The victim was not assaulted. However, a cane knife was kept at his neck and threatened. Therefore, a reasonably high degree of violence is used. Further, the offence is committed invading the home of the complainant and the fact of home invasion too would be considered as an aggravating factor.
When looked into your previous convictions as submitted by the State, firstly, in 2013 you were bound over for 3 years by the Nasinu Magistrates’ Court for Aggravated Robbery. Thereafter, in the same year you were convicted for aggravated Robbery and Theft by the Lautoka High Court and imposed a suspended sentence. Again in 2014, you were convicted by the Suva High Court for two counts of Aggravated Burglary and sentenced for 4 years of imprisonment. As soon as you came out of prison, you have committed another Aggravated Robbery for which you were sentenced by the Suva High Court on 28th May 2019 for a period of 5 years, which you are serving currently. It is apparent that you were given ample opportunities to correct yourself but you have failed to do so. Therefore the main purpose of your sentence would be the protection of the community and to deter you and the other offender from committing such crimes. Furthermore under the circumstances set out above I am inclined to determine you as a habitual offender under section 11 of the Sentencing and Penalties Act of 2009.
In mitigation, you have submitted only your personal circumstances and the case of State v Nonu [2011] FJHC 627; HAC136.2010 (29 September 2011) cited by you will hardly have any bearing as the suspended sentence in it was imposed on a first time offender and has many distinguishing factors from the present case.
I would select 09 years imprisonment as the starting point of your sentence. Due to aggravating factors and the determination under section 11 of the Sentencing and Penalties Act, I enhance your sentence by further seven years. Now your sentence is 16 years of imprisonment.
I will deduct one year in consideration of your mitigating factors though they do not warrant any such discount.
Therefore your final sentence is 15 years of imprisonment.
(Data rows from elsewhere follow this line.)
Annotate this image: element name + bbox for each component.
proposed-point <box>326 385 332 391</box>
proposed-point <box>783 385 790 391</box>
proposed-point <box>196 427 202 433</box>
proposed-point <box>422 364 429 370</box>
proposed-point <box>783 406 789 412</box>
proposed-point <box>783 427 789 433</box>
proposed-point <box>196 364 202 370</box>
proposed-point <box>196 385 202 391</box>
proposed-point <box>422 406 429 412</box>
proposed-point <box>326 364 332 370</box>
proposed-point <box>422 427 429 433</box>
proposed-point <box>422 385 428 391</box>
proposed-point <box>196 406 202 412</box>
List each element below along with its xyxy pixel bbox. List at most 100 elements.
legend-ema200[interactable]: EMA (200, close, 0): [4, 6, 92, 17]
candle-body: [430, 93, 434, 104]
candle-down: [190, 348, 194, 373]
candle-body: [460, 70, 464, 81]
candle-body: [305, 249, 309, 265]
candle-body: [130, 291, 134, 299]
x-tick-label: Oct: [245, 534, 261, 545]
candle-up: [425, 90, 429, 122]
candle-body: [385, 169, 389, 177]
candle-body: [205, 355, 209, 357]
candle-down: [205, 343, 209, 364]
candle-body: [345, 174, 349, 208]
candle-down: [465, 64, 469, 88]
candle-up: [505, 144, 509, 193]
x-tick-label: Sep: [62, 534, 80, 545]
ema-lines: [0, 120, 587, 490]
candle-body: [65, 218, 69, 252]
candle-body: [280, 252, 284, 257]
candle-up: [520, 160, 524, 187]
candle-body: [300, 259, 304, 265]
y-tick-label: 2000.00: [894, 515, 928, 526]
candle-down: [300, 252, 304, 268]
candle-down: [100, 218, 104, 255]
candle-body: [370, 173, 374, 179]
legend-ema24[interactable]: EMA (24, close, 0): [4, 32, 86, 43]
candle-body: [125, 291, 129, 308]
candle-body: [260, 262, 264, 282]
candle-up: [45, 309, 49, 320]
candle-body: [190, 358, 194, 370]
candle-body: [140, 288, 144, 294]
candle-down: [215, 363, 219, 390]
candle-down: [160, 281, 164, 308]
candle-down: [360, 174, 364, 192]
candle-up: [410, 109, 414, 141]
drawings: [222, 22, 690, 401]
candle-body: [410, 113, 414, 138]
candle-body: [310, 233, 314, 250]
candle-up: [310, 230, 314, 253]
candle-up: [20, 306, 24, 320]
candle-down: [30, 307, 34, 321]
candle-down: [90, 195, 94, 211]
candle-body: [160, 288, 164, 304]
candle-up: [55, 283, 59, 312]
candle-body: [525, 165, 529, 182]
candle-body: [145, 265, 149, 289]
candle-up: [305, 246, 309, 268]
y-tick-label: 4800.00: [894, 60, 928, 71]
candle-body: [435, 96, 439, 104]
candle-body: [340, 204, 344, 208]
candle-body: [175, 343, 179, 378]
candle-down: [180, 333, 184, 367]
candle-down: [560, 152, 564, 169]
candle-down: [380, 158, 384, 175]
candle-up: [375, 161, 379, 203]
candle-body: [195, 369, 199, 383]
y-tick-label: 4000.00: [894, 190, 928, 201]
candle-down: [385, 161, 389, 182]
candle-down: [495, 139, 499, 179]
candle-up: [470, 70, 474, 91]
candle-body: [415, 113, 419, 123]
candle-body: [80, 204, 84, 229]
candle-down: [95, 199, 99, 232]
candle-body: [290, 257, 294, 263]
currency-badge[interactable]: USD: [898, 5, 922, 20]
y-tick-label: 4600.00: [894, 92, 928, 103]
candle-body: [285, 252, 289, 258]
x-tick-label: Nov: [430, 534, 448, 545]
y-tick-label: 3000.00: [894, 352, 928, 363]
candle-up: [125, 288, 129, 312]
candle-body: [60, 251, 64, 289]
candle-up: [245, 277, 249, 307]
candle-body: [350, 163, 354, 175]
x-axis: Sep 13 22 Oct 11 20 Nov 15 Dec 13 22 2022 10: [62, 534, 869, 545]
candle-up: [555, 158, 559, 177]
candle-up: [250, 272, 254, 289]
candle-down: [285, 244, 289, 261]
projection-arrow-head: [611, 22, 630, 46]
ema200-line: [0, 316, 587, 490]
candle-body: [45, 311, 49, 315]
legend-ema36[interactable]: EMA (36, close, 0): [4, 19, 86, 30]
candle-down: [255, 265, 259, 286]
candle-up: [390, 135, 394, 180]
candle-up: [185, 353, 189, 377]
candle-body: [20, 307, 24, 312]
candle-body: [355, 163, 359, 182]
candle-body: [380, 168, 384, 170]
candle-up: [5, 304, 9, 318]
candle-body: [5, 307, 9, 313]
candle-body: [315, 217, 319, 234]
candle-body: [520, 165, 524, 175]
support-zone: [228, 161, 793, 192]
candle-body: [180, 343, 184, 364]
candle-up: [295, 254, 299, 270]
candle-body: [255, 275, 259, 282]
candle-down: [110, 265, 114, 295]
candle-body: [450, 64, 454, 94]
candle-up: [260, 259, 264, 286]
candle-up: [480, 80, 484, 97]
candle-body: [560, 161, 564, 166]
Section 18 of the Sentencing and Penalties Act require the Court to impose a non-parole period. In consideration of the circumstances of the offending, and all the material before me I fix the non-parole period at 10 years. Though you have been in remand for some time that has been taken into account in sentencing you in HAC 114 of 2018, hence will not be reconsidered.
Therefore the period you have to serve would be;
Head sentence- 15 years. You will be eligible for consideration of parole after 10 years.
This sentence would be operative with immediate effect to run concurrently with any other sentence you are serving presently.
You will be given thirty (30) days to appeal to the Court of Appeal if you desire so.
Chamath S. Morais
JUDGE
At Suva
22nd day of October 2019
Solicitors: Office of the Director of Public Prosecutions for the State.